Les rôles sont logiquement répartis entre les deux protagonistes : J.Rawls infusera ses instrumentaux de musique Jazz sur ses beats et John Robinson créera avec son timbre de voix enfumée l’atmosphère brumeuse. L’écoute débute par « A Lesson From Trane », reprenant les paroles du célèbre jazzman John Coltrane, précédé de la présentation « It’s Jay Are », accompagné par des cuivres chaleureux et une vibe très classe. John se montre très à l’aise dans ce style tranquille et classieux, développant son flow et ses storytelling jamais inintéressants (« The Lee Morgan Story »). Il faut dire que J.Rawls est reconnu pour ce type de prod et ses breaks depuis les Lone Catalysts et d’autres projets comme son album en commun avec Declaime. Revisiter du Jazz et redonner un coup de jeune n’est pas une mince affaire, ce n’est pas une question de sampler telle ou telle portion d’un vinyle, il est aussi question de restaurer des classiques, jusqu’à utiliser de la contrebasse plutôt que des fausses basses sur clavier.

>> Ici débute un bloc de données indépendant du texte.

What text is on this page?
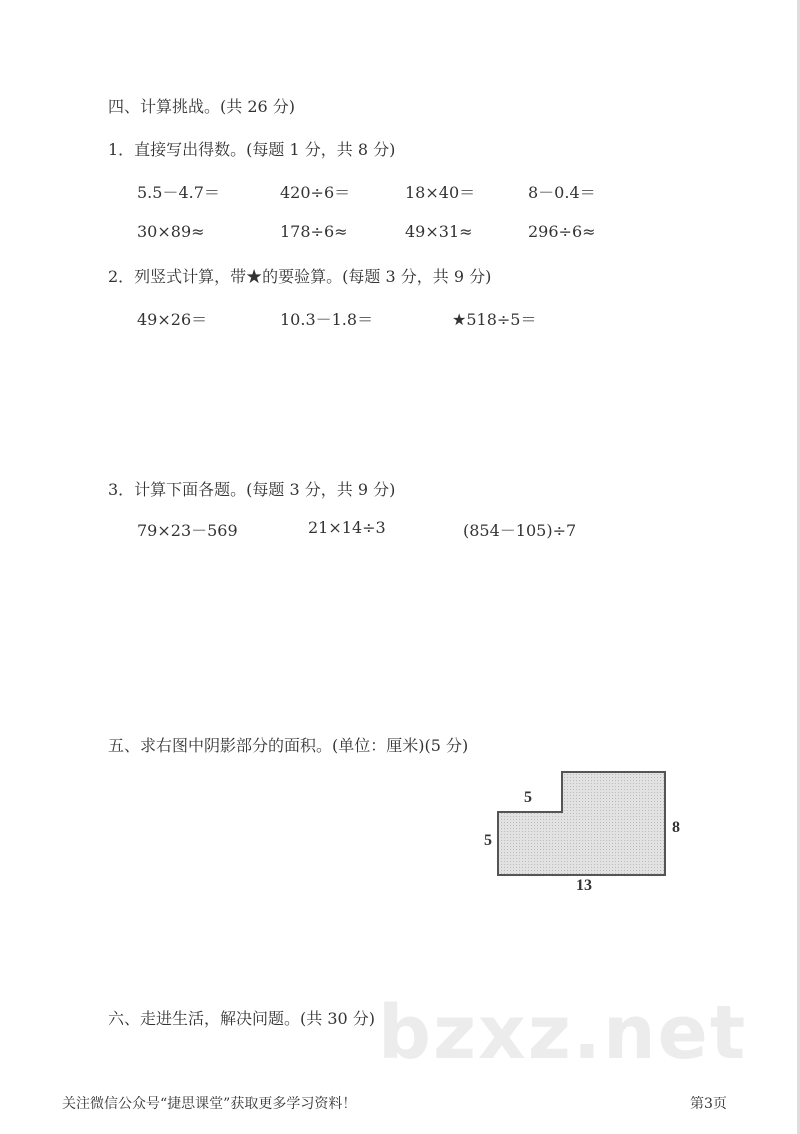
bzxz.net
四、计算挑战。(共 26 分)
1．直接写出得数。(每题 1 分，共 8 分)
5.5－4.7＝	420÷6＝	18×40＝	8－0.4＝
30×89≈	178÷6≈	49×31≈	296÷6≈
2．列竖式计算，带★的要验算。(每题 3 分，共 9 分)
49×26＝	10.3－1.8＝	★518÷5＝
3．计算下面各题。(每题 3 分，共 9 分)
79×23－569	21×14÷3	(854－105)÷7
五、求右图中阴影部分的面积。(单位：厘米)(5 分)
5
5
8
13
六、走进生活，解决问题。(共 30 分)
关注微信公众号“捷思课堂”获取更多学习资料！	第3页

De ce travail d’orfèvre résulte de belles perles noires : « She’s So Brillant » feat Rashad, « The 1960’s Jazz Revolution Again… », « Relax Your Mind » avec Tiffani Paige, le sud-américain « Music Is Forever » et « We Make The Rules ».
La côté Hip-Hop se manifeste plus particulièrement sur des tracks comme « Type Sounds » avec des scratches de DJ Rhettmatic (on en retrouve aussi sur « 1 of the Greatest ») et le boom-bap « Shooting Smack » feat K.Banger, que de savoureux instants procurés par ces superbes boucles jazzys, mais il arrive que le manque de rythme fasse défaut sur des titres pourtant bons comme « Know U » feat Invizible Handz et pire encore sur « Love Me Good » feat une rappeuse portant un nom bien de chez nous (Dominique Larue), on s’ennuie ferme sur ce beat dépouillé où il ne reste presque que le grésillement feutré du vinyle, occasionnant cet effet indésirable de faire du jazz une simple musique de fond. Fort heureusement, J.Rawls & John Robinson gèrent avec parcimonie l’équilibre entre rap et jazz. Cet album des Jay Are se déguste avec un cigare tant qu’à faire. Quand le groove est là, tout va.
Y a un moment que j’ai chroniqué cet album. J’en garde un bon souvenir. Un jazz feutré, classieux et pur. Du bon rap-jazz mais qui manque un je ne sais quoi pour en faire un opus excellent.